Undergraduate Research and Creativity

URECA

2007-2008

Abalone Settlement Bioassay for Anti-epileptic Substance Screening

Farzan Gorgani, Farrukh Jafari, Stony Brook Medical School,
David Anschel, Department of Neurology;
and Bradley Peterson, School of Marine and Atmospheric Sciences

Epilepsy is the most prevalent neurological illness which affects people of all ages. Approximately one third of all cases (~1,000,000 people in USA) are refractory to current medications. Anti-epileptic drug (AED) screening depends largely upon animal models of epilepsy. Most of these assays involve rats, with other mammals utilized to a lesser extent, but do not perfectly model human epilepsy. Additionally, they are costly, time consuming, and labor intensive. The present proposal involves the development of a novel assay using a marine mollusk which can potentially address the above shortcomings of currently employed techniques. The hypothesis of the study I plan on working on is that a bioassay utilizing marine mollusk (Haliotis) larval settlement will be effective for the identification of anti-epileptic substances.

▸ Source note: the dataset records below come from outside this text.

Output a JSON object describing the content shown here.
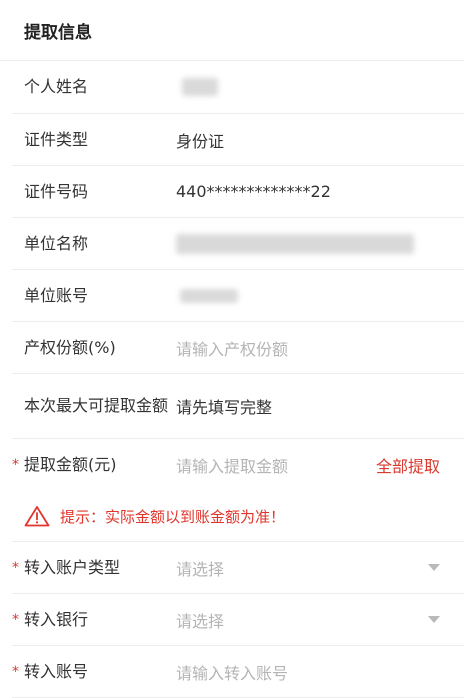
{
  "header": {
    "title": "提取信息"
  },
  "fields": {
    "name": {
      "label": "个人姓名"
    },
    "id_type": {
      "label": "证件类型",
      "value": "身份证"
    },
    "id_number": {
      "label": "证件号码",
      "value": "440*************22"
    },
    "company_name": {
      "label": "单位名称"
    },
    "company_account": {
      "label": "单位账号"
    },
    "property_share": {
      "label": "产权份额(%)",
      "placeholder": "请输入产权份额"
    },
    "max_amount": {
      "label": "本次最大可提取金额",
      "value": "请先填写完整"
    },
    "withdraw_amount": {
      "label": "提取金额(元)",
      "placeholder": "请输入提取金额",
      "action": "全部提取"
    },
    "account_type": {
      "label": "转入账户类型",
      "placeholder": "请选择"
    },
    "bank": {
      "label": "转入银行",
      "placeholder": "请选择"
    },
    "account_number": {
      "label": "转入账号",
      "placeholder": "请输入转入账号"
    }
  },
  "tip": {
    "text": "提示：实际金额以到账金额为准！",
    "icon": "warning-icon"
  },
  "required_mark": "*",
  "colors": {
    "accent": "#d93a2e",
    "placeholder": "#b4b4b4",
    "divider": "#ececec"
  }
}
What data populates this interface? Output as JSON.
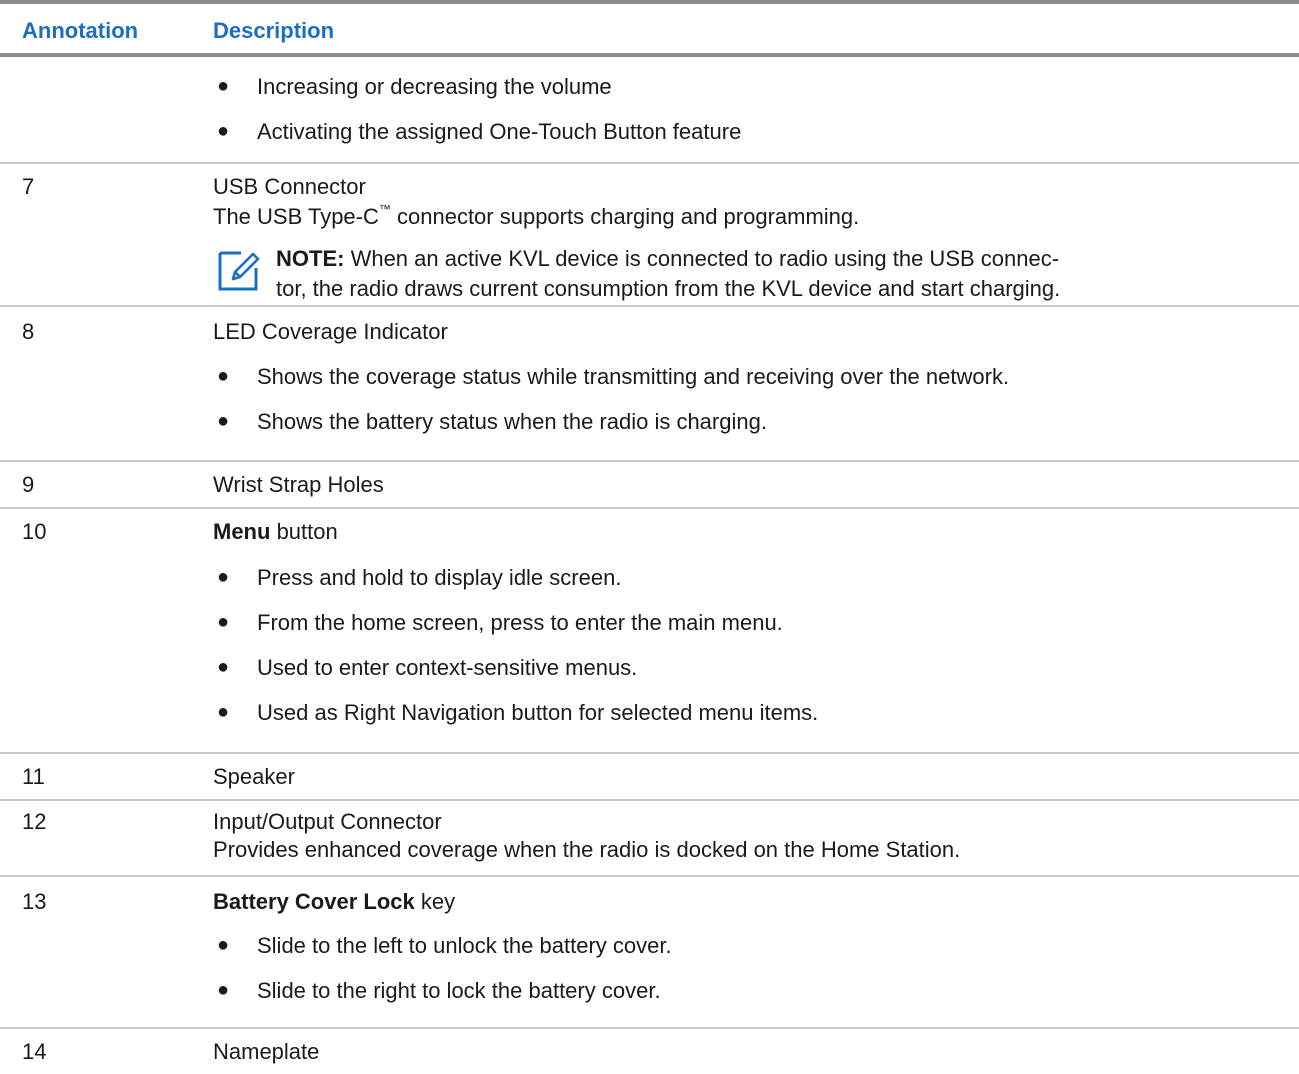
{
  "header": {
    "annotation": "Annotation",
    "description": "Description"
  },
  "row_cont": {
    "bullets": [
      "Increasing or decreasing the volume",
      "Activating the assigned One-Touch Button feature"
    ]
  },
  "row7": {
    "num": "7",
    "title": "USB Connector",
    "desc_pre": "The USB Type-C",
    "desc_tm": "™",
    "desc_post": " connector supports charging and programming.",
    "note_label": "NOTE:",
    "note_line1": " When an active KVL device is connected to radio using the USB connec-",
    "note_line2": "tor, the radio draws current consumption from the KVL device and start charging.",
    "note_icon": "note-pencil-icon"
  },
  "row8": {
    "num": "8",
    "title": "LED Coverage Indicator",
    "bullets": [
      "Shows the coverage status while transmitting and receiving over the network.",
      "Shows the battery status when the radio is charging."
    ]
  },
  "row9": {
    "num": "9",
    "title": "Wrist Strap Holes"
  },
  "row10": {
    "num": "10",
    "title_bold": "Menu",
    "title_rest": " button",
    "bullets": [
      "Press and hold to display idle screen.",
      "From the home screen, press to enter the main menu.",
      "Used to enter context-sensitive menus.",
      "Used as Right Navigation button for selected menu items."
    ]
  },
  "row11": {
    "num": "11",
    "title": "Speaker"
  },
  "row12": {
    "num": "12",
    "title": "Input/Output Connector",
    "desc": "Provides enhanced coverage when the radio is docked on the Home Station."
  },
  "row13": {
    "num": "13",
    "title_bold": "Battery Cover Lock",
    "title_rest": " key",
    "bullets": [
      "Slide to the left to unlock the battery cover.",
      "Slide to the right to lock the battery cover."
    ]
  },
  "row14": {
    "num": "14",
    "title": "Nameplate"
  },
  "bullet_char": "●"
}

In particular, the larval development of Haliotis rufescens (red abalone) has been the subject of much research. After fertilization the larvae are free floating. Several days later they stop swimming, sink to the bottom and attach to a substrate in order to begin the process of metamorphosis which will eventually result in the mature phenotype. This process has been termed "settlement". It was discovered that settlement can be induced by γ-aminobutyric acid (GABA). Since then, researchers from all over the world have demonstrated that in addition to GABA, several other substances promote or inhibit Haliotis larvae settlement. Remarkably, the biochemistry of Haliotis (primarily H. rufescens) settlement has much in common with that of epilepsy.This includes the fact that several substances of various different chemical structures all have analogous effects upon abalone larval settlement and the prevention of seizures including GABA, K+, Ca++, Bromides and thyroxine, many of which will be subject to study in our assay.

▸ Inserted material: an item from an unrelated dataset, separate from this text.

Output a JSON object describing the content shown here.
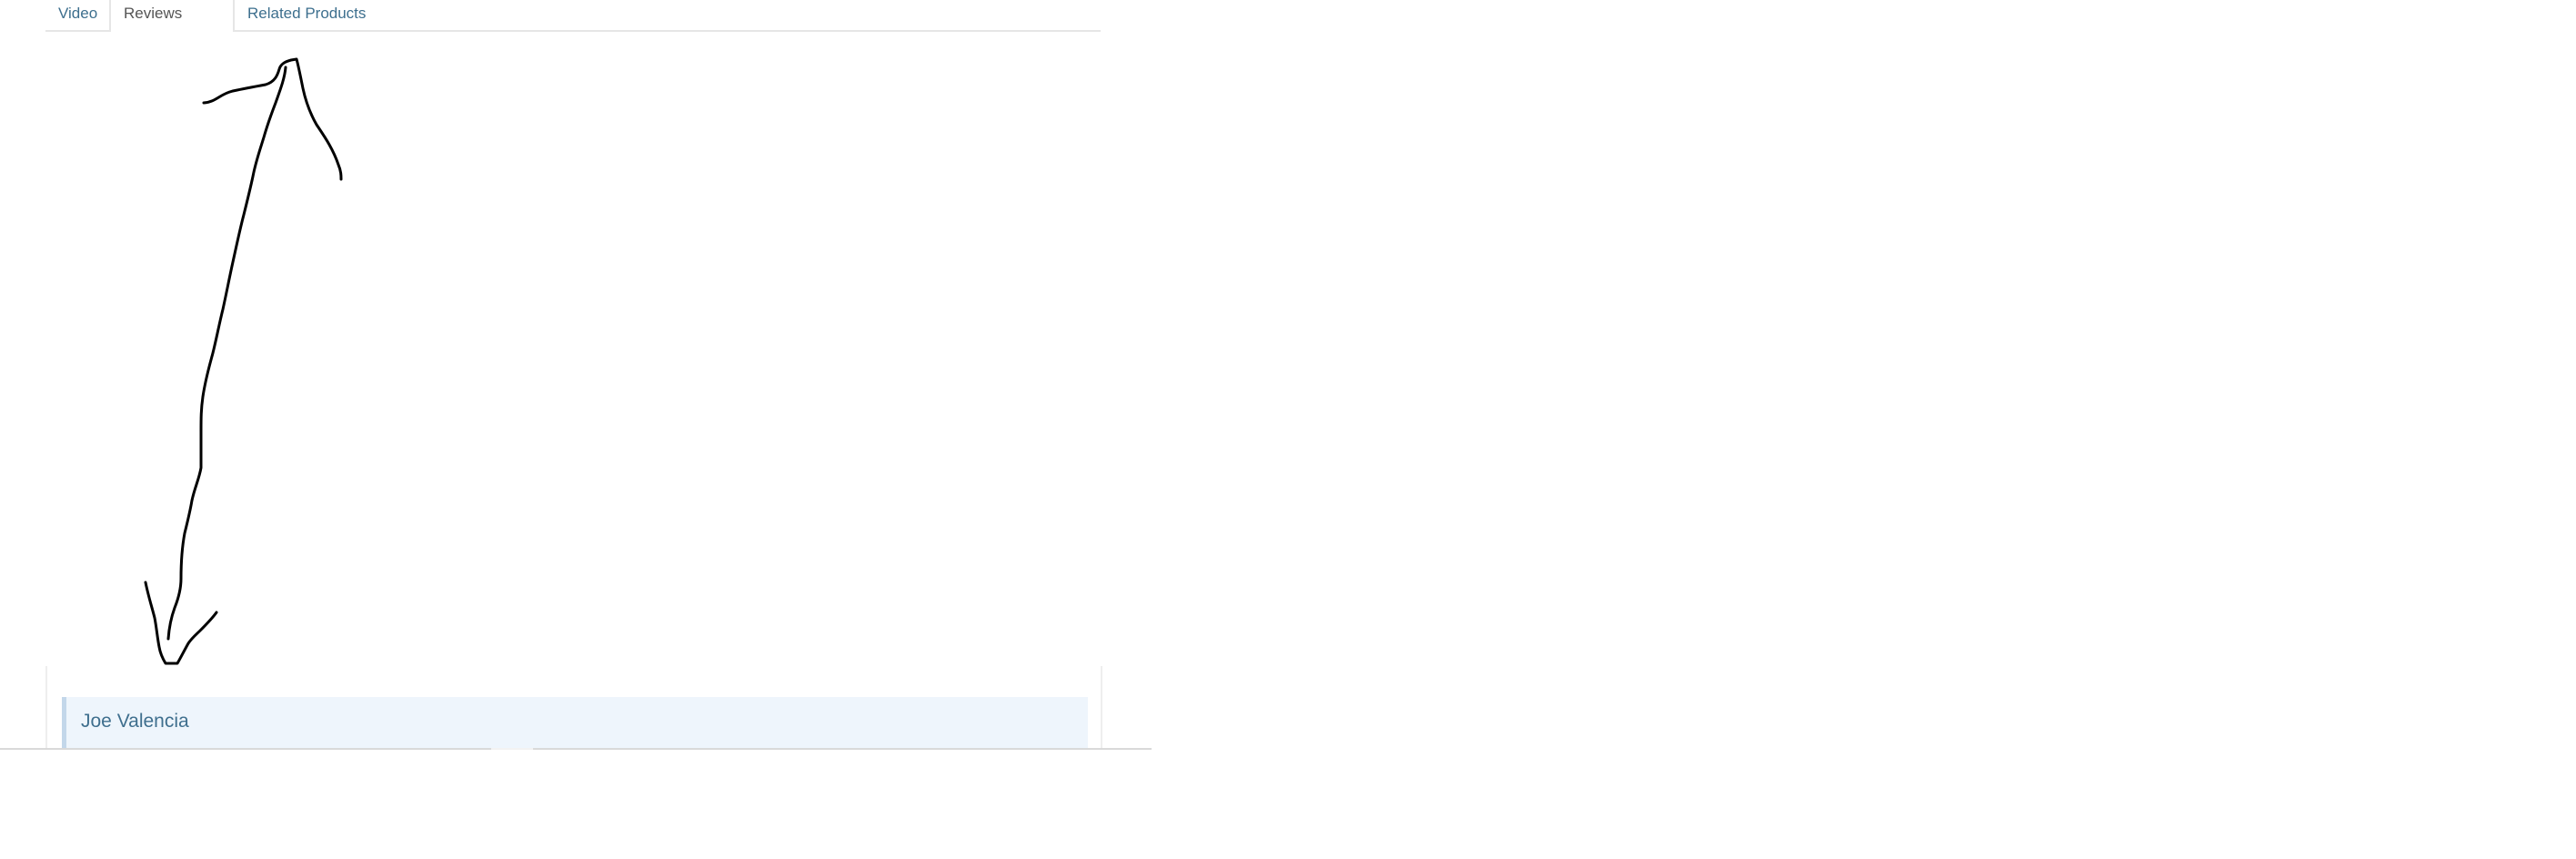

Adult H. rufescens (Abulones Cultivados, Ensenada BC Mexico) will be used to obtain competent swimming larvae using standard techniques of fertilization following hydrogen peroxide induction of male and female spawning. We will then produce a dose-response curve to abalone larval settlement using GABA. The method consists of filling small glass vials with filtered sea water (15? C) and approximately 150 swimming larvae (8-10 days post fertilization). GABA will then be added to individual vials at the following concentrations: 1 x 10^-4 M, 1 x 10^-5 M, 1 x 10^-6 M, and 1 x 10^-7 M. Penicillin G and dihydrostreptomycin (150 ppm) will be utilized in all vials. The percent larva settled will then be compared across various doses.

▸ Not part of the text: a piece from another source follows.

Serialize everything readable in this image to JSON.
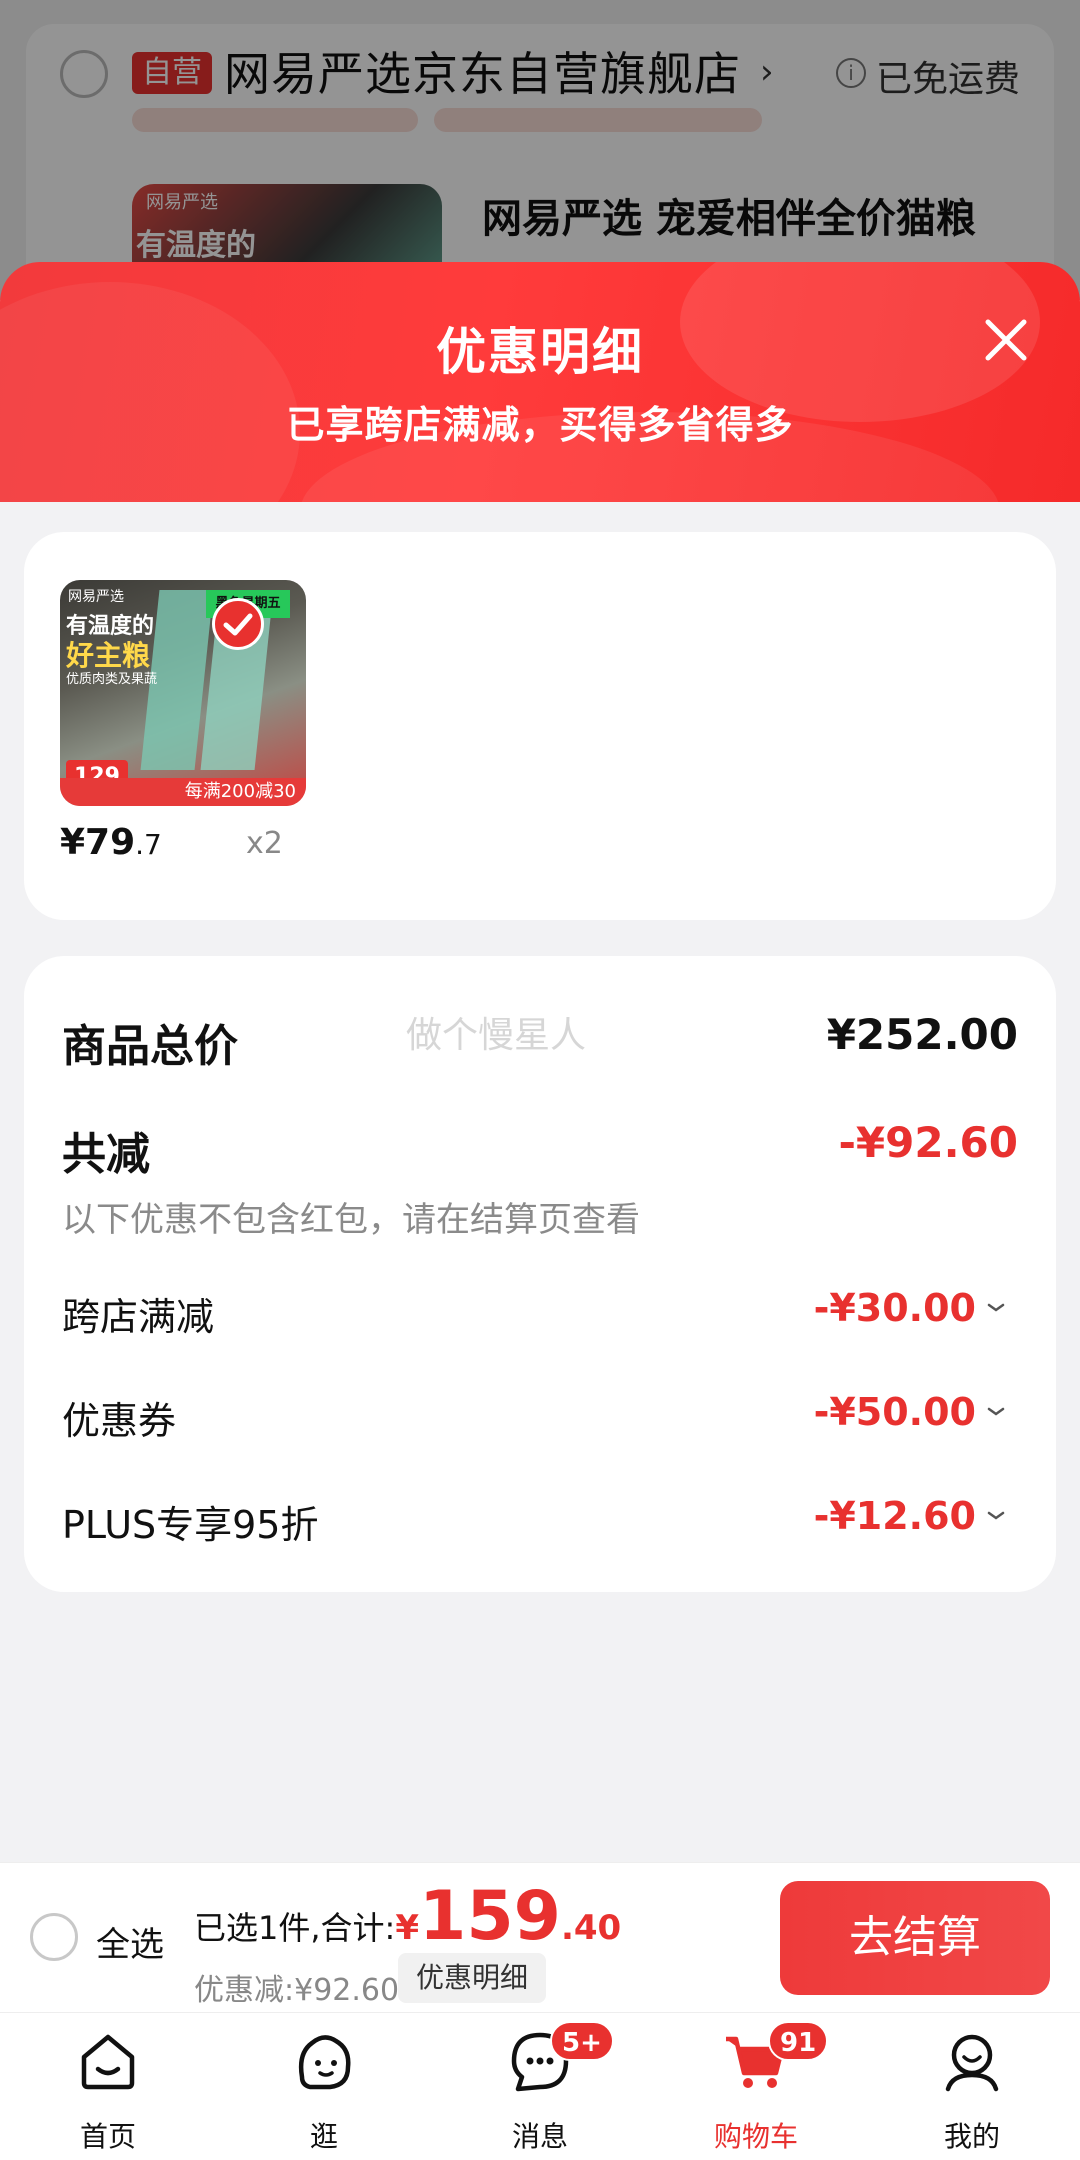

Assay concentrations will cover a broad range centered about serum or CNS concentrations known or suspected to be effective for preventing seizures. For the initial study we will test gabapentin, levetiracetam, topiramate, pentobarbital, thyrotropin-releasing hormone, and midazolam.

The Research Foundation of The State University of New York funded this research. It took place in the neurology department at The Health Science Center in Stony Brook University, but our facilities have moved to Blue Point marine labs.